Nigeria requires a whopping $3 trillion to bridge its infrastructure gap over a 30-year period, Minister of Finance, Budget and National Planning, Mrs Zainab Ahmed, said on Monday.
Speaking at one-day workshop on Maximising Finance for Development (MFD) of Infrastructure in Nigeria organised by the World Bank Group in Abuja, she said the cash amounts to roughly $100 billion per year.
“With a total federal budget of less than $30 billion for 2019 and the dependency of Nigeria’s income on oil revenue with unpredictable global price fluctuation, Nigeria no doubt, lacks the fiscal space to self-finance the required infrastructure investment,” she said.
The minister said the investment required to bridge this huge infrastructure gap has been planned to be financed through both public and private sector participation.
Mrs Ahmed said: “The private sector is expected to cater for about 48per cent of the investments which will account for assets that are fully owned and financed by the private sector itself. The remaining 52per cent of the required investment is expected to be financed from a combination of public and private sector for the first phase of the implementation.”

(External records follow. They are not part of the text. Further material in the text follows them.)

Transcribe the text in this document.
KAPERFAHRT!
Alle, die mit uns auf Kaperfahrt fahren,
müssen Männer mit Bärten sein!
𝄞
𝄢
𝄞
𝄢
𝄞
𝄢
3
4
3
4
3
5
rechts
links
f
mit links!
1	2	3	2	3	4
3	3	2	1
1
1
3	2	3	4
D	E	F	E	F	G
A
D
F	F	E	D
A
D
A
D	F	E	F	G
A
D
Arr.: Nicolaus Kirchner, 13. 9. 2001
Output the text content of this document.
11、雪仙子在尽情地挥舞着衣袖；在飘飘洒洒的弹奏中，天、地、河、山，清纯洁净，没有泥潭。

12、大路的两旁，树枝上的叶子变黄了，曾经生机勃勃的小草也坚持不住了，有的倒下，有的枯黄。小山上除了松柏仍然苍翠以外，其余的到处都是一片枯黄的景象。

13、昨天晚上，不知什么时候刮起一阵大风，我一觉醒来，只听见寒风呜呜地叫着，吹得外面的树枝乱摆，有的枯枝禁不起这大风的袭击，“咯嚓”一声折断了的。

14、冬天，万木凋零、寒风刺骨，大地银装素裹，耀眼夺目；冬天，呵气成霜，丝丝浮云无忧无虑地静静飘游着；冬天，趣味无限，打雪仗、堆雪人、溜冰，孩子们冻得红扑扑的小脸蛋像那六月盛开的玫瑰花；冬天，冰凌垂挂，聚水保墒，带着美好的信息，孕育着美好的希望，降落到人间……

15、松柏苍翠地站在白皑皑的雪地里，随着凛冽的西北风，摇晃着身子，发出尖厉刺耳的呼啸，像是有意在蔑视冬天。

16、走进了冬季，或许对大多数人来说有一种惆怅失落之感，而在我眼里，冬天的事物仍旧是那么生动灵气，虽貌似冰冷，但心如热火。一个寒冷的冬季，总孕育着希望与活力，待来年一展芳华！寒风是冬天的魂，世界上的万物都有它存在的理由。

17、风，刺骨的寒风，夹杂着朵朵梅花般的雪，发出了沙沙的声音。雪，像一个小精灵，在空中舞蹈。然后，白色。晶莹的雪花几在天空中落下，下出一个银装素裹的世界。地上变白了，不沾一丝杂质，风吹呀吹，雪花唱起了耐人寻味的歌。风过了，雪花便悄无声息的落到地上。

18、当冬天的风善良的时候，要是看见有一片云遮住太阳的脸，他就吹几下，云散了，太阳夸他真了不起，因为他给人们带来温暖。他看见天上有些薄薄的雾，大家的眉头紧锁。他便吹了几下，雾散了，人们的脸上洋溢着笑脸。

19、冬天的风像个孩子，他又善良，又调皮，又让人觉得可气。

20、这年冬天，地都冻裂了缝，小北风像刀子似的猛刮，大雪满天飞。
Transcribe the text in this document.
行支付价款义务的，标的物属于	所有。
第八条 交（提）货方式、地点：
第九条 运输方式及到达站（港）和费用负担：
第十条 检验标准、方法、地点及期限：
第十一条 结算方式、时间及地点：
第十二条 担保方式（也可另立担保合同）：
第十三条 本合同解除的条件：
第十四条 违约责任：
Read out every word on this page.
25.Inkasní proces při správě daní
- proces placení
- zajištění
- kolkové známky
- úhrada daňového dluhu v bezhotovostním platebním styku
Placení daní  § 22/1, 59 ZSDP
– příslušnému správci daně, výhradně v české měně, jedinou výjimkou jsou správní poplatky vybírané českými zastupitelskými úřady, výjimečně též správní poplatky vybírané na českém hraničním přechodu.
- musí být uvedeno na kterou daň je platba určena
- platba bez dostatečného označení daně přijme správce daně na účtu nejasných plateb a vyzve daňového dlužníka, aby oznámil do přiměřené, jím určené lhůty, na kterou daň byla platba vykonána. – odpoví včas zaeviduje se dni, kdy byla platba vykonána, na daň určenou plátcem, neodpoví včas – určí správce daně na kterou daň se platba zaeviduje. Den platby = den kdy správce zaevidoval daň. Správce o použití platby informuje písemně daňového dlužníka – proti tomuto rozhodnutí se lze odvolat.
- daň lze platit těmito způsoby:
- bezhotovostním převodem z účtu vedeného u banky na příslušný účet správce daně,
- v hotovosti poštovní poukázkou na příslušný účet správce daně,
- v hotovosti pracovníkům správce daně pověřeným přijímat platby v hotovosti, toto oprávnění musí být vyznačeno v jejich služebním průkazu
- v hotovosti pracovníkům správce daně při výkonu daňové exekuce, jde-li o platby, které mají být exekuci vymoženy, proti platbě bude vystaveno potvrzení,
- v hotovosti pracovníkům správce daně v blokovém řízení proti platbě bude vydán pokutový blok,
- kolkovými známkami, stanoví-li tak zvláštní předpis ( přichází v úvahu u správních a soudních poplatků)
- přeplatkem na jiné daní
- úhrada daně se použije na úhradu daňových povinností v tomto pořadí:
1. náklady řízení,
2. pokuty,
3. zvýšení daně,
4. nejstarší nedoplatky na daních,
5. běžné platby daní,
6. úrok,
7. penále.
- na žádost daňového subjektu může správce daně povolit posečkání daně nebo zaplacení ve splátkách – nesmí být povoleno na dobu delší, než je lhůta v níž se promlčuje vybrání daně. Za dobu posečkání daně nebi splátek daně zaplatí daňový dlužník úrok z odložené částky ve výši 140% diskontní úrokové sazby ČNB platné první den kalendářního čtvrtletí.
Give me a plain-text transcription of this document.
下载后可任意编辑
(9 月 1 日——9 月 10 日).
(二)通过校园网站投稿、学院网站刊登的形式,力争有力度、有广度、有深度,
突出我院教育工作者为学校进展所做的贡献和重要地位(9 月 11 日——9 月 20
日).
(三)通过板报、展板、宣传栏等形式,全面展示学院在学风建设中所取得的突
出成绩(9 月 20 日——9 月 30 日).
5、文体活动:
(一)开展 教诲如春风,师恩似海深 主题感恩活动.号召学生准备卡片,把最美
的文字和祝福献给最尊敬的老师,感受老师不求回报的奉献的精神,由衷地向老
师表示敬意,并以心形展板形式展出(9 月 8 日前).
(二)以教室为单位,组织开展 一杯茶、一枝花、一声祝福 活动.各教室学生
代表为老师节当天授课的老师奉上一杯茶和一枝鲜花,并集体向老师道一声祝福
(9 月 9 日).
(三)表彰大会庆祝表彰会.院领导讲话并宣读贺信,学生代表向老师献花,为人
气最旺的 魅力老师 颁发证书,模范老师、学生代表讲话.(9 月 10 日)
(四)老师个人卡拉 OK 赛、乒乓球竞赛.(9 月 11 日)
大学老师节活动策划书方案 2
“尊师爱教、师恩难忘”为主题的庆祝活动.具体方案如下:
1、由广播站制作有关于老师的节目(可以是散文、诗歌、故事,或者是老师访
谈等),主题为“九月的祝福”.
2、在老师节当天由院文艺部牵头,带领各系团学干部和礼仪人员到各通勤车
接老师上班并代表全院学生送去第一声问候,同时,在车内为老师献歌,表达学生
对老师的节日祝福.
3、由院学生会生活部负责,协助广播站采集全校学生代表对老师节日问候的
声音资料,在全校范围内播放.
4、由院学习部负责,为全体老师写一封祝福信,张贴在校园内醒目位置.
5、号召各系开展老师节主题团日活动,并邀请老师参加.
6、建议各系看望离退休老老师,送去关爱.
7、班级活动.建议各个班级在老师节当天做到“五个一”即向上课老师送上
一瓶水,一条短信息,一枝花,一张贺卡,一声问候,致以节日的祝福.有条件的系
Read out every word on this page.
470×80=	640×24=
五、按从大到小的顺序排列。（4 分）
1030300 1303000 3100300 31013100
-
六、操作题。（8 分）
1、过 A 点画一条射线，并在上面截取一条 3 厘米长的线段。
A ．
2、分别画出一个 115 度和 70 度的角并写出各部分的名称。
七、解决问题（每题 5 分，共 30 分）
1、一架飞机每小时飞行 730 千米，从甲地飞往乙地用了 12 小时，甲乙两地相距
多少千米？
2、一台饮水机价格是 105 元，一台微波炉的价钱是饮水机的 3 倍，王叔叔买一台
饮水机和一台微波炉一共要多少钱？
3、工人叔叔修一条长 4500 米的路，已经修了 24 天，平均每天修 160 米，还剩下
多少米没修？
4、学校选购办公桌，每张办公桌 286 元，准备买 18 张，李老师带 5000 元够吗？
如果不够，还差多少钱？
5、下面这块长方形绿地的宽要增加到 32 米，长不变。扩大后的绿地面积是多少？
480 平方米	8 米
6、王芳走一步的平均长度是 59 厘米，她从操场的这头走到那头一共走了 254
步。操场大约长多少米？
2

The private sector is also expected to play a key role in providing critical infrastructure, either directly through privatisation or in collaboration with the government under public private partnership (PPP) arrangements.
“There are four primary financing options: governments budgets; public debt; other public sources (e.g. Sovereign Wealth Fund, Public Pension Fund); and PPPs, available for financing the investments,” she said.
In addition to already committed private sector investments, she said government is strategically considering how much, on project-by-project basis, to leverage from the primary financing options to ensure optimal risk allocation.
Mrs Ahmed commended the effort of the World Bank Group for the timely intervention on infrastructure developmen. “The Federal Government has created an Infrastructure Project Development Facility to finance early project development activities so as to create a pipeline of bankable PPP projects, establish a dedicated cash backed fund (Government Resource Fund) outside the annual budgetary allocation process to finance the government’s contributions on infrastructure involving the private sector,” the minister explained.
Giving an overview of Nigeria’s infrastructure gap, Mrs Ahmed said the country’s core infrastructure stock is currently estimated at 30per cent of the gross domestic product (GDP) which falls far short of the international benchmark of 70per cent.
She said the effect of weak infrastructure is most striking in the energy and transportation sector. The two sectors, according to her, are key to national and economic development due to their multiplier effect across all sectors of the economy.
The minister said increased private sector participation, through both PPPs and full privatisation, is required to decrease the burden of the required infrastructure investments by the public sector.